If the secret is an empty string, the encryption will be disabled.

Next, we need a URL for GitHub OAuth callback:

get '/github-callback' do
  cookies[:glogin] = GLogin::Cookie::Open.new(
    settings.glogin.user(params[:code]),
    # The same encryption secret that we were using above:
    secret
  ).to_s
  redirect to('/')
end

Finally, we need a logout URL:

get '/logout' do
  cookies.delete(:glogin)
  redirect to('/')
end

It is recommended to provide the third "context" parameter to GLogin::Cookie::Closed and GLogin::Cookie::Open constructors, in order to enforce stronger security. The context may include the User-Agent HTTP header of the user, their IP address, and so on. When anything changes on the user side, they will be forced to re-login.

One more thing is the login URL you will need for your front page.

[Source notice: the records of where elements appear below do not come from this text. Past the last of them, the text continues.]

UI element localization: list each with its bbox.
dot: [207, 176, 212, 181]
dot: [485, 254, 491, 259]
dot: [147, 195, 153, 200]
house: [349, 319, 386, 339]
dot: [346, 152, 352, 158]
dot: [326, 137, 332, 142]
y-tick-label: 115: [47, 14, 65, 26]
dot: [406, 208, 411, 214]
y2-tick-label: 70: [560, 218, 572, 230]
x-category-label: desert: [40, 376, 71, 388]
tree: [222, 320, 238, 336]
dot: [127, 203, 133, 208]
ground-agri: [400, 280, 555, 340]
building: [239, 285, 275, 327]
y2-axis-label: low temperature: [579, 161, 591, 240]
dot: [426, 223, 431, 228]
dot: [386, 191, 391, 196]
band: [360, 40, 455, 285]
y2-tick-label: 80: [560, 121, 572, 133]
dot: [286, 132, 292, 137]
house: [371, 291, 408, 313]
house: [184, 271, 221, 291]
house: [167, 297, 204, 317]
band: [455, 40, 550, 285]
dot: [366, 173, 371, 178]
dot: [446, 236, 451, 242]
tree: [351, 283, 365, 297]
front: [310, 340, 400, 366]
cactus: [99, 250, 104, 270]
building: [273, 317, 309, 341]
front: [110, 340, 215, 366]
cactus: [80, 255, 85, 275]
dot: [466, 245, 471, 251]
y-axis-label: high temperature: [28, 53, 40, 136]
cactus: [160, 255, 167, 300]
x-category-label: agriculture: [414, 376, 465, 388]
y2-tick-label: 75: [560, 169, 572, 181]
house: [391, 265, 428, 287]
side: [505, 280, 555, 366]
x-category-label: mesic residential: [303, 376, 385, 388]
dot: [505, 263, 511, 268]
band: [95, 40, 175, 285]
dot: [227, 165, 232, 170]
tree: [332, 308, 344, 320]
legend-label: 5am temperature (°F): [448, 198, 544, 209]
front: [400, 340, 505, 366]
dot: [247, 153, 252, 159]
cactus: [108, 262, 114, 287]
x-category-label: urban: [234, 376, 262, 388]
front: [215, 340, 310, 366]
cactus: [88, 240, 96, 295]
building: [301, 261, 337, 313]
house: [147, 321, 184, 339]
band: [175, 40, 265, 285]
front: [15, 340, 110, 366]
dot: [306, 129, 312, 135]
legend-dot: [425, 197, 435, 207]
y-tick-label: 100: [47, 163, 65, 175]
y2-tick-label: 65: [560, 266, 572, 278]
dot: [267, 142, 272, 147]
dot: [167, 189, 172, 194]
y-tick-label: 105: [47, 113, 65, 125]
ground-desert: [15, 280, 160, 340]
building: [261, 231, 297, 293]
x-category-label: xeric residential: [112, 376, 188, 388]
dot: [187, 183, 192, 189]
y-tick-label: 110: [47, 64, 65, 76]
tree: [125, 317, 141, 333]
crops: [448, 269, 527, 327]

Here it is:

settings.glogin.login_uri

For unit testing you can just provide an empty string as a secret for GLogin::Cookie::Open and GLogin::Cookie::Closed and the encryption will be disabled: whatever will be coming from the cookie will be trusted. For testing it will be convenient to provide a user name in a query string, like:

http://localhost:9292/?glogin=tester

To enable that, it's recommended to add this line (see how it works in zold-io/wts.zold.io):

require 'sinatra/cookies'
before '/*' do
  cookies[:glogin] = params[:glogin] if params[:glogin]
  if cookies[:glogin]
    # same as above
  end
end

I use this gem in sixnines and 0pdd web apps (both open source), on top of Sinatra.

Also, you can use GLogin::Codec just to encrypt/decrypt a piece of text:

require 'glogin/codec'
codec = GLogin:Codec.new('the secret')
encrypted = codec.encrypt('Hello, world!')
decrypted = codec.decrypt(encrypted)

How to contribute

Read these guidelines. Make sure you build is green before you contribute your pull request. You will need to have Ruby 2.3+ and Bundler installed. Then:

$ bundle update
$ bundle exec rake

If it's clean and you don't see any error messages, submit your pull request.